Passage
But to thee, the Lord our God, mercy and forgiveness, for we have departed from thee:
But to thee, the Lord our God, mercy and forgiveness, for we have departed from thee:
Daniel 9:7 To thee, O Lord, justice: but to us confusion of face, as at this day to the men of Juda, and to the inhabitants of Jerusalem, and to all Israel, to them that are near, and to them that are far off, in all the countries whither thou hast driven them, for their iniquities, by which they have sinned against thee.
Daniel 9:8 O Lord, to us belongeth confusion of face, to our kings, to our princes, and to our fathers, that have sinned.

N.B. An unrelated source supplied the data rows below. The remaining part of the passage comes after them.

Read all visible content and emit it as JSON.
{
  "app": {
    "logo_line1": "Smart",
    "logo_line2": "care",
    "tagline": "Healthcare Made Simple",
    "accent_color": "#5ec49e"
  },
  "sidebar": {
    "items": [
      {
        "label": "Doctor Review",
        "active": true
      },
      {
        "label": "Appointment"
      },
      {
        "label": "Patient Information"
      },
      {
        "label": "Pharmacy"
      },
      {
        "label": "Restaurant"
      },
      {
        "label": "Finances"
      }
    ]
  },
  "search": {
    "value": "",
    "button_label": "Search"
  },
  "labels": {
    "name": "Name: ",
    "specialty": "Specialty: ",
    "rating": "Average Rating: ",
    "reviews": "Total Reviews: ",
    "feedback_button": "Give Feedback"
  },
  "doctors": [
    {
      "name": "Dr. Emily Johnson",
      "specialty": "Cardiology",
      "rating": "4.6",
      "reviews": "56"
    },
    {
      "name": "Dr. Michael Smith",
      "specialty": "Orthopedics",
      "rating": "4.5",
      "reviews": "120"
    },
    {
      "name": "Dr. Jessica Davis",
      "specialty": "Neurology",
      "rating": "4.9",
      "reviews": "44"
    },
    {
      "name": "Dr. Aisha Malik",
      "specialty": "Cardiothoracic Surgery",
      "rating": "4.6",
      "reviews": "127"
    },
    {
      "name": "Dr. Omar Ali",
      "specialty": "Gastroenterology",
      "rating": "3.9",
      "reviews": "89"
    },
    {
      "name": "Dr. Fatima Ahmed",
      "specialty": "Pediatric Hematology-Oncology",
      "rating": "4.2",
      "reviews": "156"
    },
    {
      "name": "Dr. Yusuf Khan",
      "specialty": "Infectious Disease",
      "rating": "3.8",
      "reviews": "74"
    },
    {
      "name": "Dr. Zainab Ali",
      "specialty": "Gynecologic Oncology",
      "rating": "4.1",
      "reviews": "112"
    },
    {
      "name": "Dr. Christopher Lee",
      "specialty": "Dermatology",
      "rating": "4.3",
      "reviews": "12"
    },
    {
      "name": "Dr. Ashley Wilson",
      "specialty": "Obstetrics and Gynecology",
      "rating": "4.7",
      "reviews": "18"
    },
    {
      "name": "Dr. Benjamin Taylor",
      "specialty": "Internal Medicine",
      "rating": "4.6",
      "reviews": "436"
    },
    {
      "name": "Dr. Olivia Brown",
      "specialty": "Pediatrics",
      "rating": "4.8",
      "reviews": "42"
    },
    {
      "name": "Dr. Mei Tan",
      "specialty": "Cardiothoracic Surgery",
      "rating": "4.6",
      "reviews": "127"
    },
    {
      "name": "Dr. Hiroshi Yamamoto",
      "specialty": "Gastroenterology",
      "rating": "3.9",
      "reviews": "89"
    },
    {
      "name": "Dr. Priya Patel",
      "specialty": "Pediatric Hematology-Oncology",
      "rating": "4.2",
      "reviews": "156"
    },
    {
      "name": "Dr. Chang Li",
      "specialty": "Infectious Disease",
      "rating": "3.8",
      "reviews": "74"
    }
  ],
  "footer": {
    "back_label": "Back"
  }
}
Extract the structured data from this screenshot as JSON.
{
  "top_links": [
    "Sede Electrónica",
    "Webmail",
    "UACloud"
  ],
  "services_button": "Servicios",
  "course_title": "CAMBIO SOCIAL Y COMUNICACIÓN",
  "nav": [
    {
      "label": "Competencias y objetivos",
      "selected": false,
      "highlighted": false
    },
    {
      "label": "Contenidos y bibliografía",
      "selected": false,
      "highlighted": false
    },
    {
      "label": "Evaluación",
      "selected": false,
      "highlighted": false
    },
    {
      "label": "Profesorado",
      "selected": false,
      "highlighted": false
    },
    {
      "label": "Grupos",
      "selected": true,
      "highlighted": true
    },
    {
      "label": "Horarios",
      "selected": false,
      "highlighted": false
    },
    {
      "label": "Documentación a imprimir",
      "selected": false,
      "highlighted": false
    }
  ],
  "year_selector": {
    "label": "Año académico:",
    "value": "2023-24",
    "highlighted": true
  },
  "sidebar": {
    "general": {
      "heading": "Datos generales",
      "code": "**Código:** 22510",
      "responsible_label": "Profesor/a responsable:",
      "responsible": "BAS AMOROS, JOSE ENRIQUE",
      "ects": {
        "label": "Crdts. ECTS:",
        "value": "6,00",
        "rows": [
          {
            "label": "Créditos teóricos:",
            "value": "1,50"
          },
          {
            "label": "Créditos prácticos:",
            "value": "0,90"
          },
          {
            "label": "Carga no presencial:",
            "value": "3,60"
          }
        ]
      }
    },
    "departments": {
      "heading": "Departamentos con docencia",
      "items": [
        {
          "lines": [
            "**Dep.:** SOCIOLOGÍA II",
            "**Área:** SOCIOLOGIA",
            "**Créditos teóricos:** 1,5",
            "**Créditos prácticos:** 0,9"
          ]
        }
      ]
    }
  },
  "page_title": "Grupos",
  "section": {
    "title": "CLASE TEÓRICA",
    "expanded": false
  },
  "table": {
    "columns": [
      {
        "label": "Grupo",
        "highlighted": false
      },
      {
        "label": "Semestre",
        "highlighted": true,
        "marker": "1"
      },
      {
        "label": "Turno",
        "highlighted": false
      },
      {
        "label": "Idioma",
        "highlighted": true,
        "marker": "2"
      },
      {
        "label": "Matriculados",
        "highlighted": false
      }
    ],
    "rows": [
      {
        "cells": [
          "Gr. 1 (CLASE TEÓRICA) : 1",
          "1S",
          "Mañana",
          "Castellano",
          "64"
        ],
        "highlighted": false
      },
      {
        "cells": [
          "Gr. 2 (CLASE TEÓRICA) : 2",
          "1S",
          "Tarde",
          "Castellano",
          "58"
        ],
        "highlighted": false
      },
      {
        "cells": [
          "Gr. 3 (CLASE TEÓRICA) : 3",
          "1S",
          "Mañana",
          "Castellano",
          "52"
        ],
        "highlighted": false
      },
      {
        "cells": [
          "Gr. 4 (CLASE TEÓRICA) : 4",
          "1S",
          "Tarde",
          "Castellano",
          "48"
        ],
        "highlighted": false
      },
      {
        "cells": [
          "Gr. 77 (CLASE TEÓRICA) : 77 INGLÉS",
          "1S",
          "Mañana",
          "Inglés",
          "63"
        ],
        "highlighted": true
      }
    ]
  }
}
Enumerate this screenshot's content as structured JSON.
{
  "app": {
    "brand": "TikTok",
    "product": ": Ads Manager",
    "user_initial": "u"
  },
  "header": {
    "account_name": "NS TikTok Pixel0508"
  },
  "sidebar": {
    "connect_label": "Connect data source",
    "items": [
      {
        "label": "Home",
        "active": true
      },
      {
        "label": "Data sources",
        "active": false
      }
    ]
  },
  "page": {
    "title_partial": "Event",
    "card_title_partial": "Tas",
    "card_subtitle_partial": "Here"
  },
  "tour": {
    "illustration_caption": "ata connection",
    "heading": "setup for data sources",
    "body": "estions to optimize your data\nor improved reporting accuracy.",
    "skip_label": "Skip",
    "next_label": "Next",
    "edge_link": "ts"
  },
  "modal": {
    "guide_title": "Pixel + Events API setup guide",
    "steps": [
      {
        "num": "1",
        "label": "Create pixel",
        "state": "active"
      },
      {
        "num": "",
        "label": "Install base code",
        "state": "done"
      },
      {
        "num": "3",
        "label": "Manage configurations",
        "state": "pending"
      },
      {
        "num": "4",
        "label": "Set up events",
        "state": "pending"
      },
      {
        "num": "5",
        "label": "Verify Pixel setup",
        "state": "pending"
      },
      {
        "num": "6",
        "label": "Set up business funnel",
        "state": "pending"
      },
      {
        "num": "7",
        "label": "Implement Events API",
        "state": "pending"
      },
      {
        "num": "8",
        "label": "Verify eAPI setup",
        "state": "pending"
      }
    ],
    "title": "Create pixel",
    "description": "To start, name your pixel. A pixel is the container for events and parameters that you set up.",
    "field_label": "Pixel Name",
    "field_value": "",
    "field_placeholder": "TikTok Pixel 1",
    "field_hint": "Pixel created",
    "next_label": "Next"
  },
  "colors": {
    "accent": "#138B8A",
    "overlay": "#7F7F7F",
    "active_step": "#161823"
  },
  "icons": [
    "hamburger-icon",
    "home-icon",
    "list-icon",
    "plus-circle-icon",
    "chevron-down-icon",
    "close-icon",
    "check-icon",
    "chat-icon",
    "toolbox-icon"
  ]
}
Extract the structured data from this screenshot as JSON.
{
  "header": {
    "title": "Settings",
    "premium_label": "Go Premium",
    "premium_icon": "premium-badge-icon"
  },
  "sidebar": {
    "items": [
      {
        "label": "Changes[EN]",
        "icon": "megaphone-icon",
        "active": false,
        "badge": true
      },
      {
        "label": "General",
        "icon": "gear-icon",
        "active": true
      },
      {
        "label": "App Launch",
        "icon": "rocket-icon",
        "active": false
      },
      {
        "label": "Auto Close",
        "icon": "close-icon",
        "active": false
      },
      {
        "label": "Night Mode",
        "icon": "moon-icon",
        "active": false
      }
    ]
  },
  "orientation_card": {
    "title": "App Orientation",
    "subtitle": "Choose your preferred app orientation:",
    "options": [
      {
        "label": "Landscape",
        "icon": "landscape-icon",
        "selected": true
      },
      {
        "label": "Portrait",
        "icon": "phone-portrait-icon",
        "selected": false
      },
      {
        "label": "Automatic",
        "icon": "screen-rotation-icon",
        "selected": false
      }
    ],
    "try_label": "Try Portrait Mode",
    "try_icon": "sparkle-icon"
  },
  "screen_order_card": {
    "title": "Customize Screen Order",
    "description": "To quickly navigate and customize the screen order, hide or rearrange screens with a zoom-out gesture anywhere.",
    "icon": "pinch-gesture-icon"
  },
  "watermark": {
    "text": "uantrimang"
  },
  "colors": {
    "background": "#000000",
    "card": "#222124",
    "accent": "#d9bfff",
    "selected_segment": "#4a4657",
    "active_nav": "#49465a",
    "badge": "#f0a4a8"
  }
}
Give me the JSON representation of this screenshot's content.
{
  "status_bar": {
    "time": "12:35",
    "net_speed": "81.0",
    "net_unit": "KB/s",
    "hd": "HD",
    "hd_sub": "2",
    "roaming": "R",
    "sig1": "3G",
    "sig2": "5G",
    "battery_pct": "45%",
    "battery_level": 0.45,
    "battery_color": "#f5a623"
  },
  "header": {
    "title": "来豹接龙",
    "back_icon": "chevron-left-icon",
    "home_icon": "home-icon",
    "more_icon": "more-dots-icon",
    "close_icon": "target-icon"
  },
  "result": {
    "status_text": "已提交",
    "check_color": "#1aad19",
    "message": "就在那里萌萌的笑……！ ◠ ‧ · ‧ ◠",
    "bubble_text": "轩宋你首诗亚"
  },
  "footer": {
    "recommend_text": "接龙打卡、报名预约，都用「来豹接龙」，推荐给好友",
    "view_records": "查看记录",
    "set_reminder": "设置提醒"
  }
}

Daniel 9:9 But to thee, the Lord our God, mercy and forgiveness, for we have departed from thee:
Daniel 9:10 And we have not hearkened to the voice of the Lord, our God, to walk in his law, which he set before us by his servants, the prophets.
Daniel 9:11 And all Israel have transgressed thy law, and have turned away from hearing thy voice, and the malediction, and the curse, which is written in the book of Moses, the servant of God, is fallen upon us, because we have sinned against him.
The verse centers on "mercy", "thee", "lord", "forgiveness", and "departed". It is saying that the verse draws attention to "mercy" and "thee", so its meaning should be read from those terms before moving to application.
The nearby context moves from verse 8's "O Lord to us belongeth confusion of..." into verse 10's "And we have not hearkened to the...", so "mercy" and "thee" belong inside that flow. In Daniel context, the local focus is covenant, worship, and faithfulness.
A plain takeaway is to answer the verse's own emphasis on "mercy" and "thee" with trust shaped by these words, not by a vague optimism outside the passage.